Jimmy Kimmel
After a high-profile comeback and public sparring with Donald Trump, Kimmel’s offer to host the President deepens the debate over late-night, ratings and political theatre. Instagram: jimmykimmel

Jimmy Kimmel publicly invited Donald Trump onto his late-night show, and the offer has fuelled a fresh debate over whether the host is courting controversy to arrest wavering viewers.

Jimmy Kimmel's remark came during a Bloomberg 'Screentime' conversation on Thursday, 09 October 2025, when the late-night presenter said he would 'love' to have US President Donald Trump on Jimmy Kimmel Live! and promised, 'Alright, I'll ask him.'

The exchange arrived after a bruising few weeks for Kimmel, a brief suspension in September over comments about the killing of conservative activist Charlie Kirk, public pressure from political figures and a Truth Social broadside from Trump that celebrated the pull-down and attacked Kimmel's ratings.

What followed has been a classic late-night paradox; an enormous, headline-grabbing spike for Kimmel's comeback episode and a rapid reversion to the series' longer-term viewing patterns, prompting critics and viewers to ask whether the invitation to Trump is a serious editorial overture or simply a ratings ploy.

Kimmel's Remarks: What He Said and Where

At Bloomberg's Screentime event, Kimmel spoke with moderator Lucas Shaw about the role of late-night in a hyper-political media era and the fallout from his September monologue.

He told the audience he had been 'maliciously mischaracterised' by critics and described candid conversations with Disney executives while the show was off the air.

On the prospect of interviewing Trump, Kimmel was strikingly direct: 'I'd love to have Trump on the show for sure. Alright, I'll ask him.' The line was delivered not as a throwaway joke but as a plainly stated intention during a filmed, on-the-record interview.

Jimmy Kimmel
Jimmy Kimmel Live/YouTube Screenshot

The Numbers: Spike, Slide and Context

Kimmel's return on 23 September 2025 generated extraordinary attention; Nielsen-based reporting placed the comeback at roughly 6.2–6.5 million live and same-day viewers, a rare bump for a regularly scheduled late-night episode and one of the biggest single-night audiences in years for the show.

Yet the surge proved ephemeral. Within two weeks, nightly linear audiences settled back near the programme's 2025 averages, various overnight tallies put subsequent nights at roughly 1.7–1.9 million viewers, a steep fall from the comeback peak and in line with the show's recent season norms.

Analysts caution this is not an unusual pattern, viral events drive one-off audiences on broadcast TV while digital platforms sustain long-tail consumption.
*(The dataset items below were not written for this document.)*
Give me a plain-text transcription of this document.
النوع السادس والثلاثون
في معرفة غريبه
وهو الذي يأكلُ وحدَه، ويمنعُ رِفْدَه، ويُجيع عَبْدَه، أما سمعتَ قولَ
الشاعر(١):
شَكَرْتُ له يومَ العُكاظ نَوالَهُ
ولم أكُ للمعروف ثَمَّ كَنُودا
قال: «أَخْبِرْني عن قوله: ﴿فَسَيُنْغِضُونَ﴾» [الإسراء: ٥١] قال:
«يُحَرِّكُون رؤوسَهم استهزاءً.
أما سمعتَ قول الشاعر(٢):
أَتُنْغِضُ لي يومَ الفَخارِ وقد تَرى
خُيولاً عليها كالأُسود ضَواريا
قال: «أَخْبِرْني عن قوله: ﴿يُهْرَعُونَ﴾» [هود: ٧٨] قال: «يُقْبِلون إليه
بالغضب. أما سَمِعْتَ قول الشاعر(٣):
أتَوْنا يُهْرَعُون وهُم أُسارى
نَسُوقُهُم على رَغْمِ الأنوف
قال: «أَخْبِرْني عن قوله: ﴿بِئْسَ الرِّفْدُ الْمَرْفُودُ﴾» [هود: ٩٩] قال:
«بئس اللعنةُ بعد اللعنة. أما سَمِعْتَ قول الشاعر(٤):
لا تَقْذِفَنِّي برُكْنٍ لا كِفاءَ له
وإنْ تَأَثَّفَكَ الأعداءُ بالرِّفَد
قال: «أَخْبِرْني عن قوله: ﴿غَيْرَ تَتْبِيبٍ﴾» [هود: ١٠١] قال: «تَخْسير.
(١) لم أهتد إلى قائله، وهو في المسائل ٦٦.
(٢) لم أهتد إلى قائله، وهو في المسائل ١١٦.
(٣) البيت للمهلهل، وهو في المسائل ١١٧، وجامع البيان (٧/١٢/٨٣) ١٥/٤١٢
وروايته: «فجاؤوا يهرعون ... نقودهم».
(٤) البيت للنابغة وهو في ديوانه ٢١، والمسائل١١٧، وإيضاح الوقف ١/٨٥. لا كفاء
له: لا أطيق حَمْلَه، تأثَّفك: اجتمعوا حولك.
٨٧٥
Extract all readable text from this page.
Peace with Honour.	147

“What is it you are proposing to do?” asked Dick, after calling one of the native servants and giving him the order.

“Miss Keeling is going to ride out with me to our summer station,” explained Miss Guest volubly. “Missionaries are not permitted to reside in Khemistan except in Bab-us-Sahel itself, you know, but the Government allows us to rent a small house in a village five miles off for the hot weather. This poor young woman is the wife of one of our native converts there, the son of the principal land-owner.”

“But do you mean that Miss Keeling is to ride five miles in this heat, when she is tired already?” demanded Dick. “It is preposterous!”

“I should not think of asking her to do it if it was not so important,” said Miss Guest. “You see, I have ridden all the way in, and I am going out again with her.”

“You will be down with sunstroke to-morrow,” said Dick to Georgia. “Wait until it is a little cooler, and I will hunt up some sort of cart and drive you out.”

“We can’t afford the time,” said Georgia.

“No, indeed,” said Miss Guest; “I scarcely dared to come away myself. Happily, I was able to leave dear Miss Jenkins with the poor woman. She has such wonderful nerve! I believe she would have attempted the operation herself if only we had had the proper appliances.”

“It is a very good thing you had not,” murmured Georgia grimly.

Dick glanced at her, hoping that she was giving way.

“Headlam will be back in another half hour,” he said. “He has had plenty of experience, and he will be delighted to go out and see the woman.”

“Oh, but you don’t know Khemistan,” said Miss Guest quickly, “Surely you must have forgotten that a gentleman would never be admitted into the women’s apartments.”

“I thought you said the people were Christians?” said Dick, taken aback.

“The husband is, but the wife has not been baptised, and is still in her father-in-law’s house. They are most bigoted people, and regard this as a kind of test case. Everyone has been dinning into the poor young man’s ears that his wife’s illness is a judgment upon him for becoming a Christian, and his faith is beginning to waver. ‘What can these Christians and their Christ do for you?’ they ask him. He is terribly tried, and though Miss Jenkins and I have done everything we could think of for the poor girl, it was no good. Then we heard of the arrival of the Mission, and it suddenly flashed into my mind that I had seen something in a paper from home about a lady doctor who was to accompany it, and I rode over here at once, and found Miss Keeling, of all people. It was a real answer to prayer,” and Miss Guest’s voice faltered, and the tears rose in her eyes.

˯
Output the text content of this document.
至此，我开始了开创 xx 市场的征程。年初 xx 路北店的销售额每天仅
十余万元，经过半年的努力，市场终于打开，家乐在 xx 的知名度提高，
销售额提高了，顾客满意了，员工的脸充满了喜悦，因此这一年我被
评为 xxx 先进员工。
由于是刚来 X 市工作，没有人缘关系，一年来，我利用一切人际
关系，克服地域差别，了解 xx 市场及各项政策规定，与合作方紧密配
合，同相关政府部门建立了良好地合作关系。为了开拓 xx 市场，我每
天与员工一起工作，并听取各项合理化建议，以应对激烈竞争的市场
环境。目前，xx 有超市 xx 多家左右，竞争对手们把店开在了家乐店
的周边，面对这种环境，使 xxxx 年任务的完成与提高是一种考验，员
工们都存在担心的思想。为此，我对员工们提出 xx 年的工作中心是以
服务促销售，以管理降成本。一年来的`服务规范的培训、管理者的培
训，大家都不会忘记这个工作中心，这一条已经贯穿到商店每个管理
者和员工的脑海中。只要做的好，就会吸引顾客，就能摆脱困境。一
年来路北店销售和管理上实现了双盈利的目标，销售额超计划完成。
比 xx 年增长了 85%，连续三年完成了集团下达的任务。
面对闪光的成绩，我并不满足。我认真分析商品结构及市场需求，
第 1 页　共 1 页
Crucially, the show's digital footprint remains large, Kimmel's comeback monologue amassed tens of millions of online views across YouTube and social platforms, demonstrating that late-night reach now runs across linear and streaming outlets. That multi-platform reality complicates simple 'ratings up / ratings down' narratives.

Politics, Public Reaction and the Stakes

US President Trump publicly celebrated the initial suspension and subsequently attacked ABC on Truth Social, a primary source of public comment during the row; his posts chastised the network and accused Kimmel of poor ratings and partisanship.

Critics on the right framed Kimmel's Bloomberg remarks as evidence of opportunism — social commentators and tabloid columnists suggested the invitation could be a bid to recapture viewers the host has lost since he made politics a larger part of his act. Outlets ran with the notion that Kimmel was 'open' to any stunt that restored audience share.

For his part, Kimmel and his defenders point to what they see as larger issues, the role of satire in holding power to account, affiliate decisions taken by station owners during the suspension, and the new economics of late-night where viral moments and YouTube metrics alter how success is measured.

Kimmel has also acknowledged that the incident forced internal conversations with Disney executives about boundaries and audience expectations, emphasising how editorial decisions now sit next to corporate and regulatory pressures.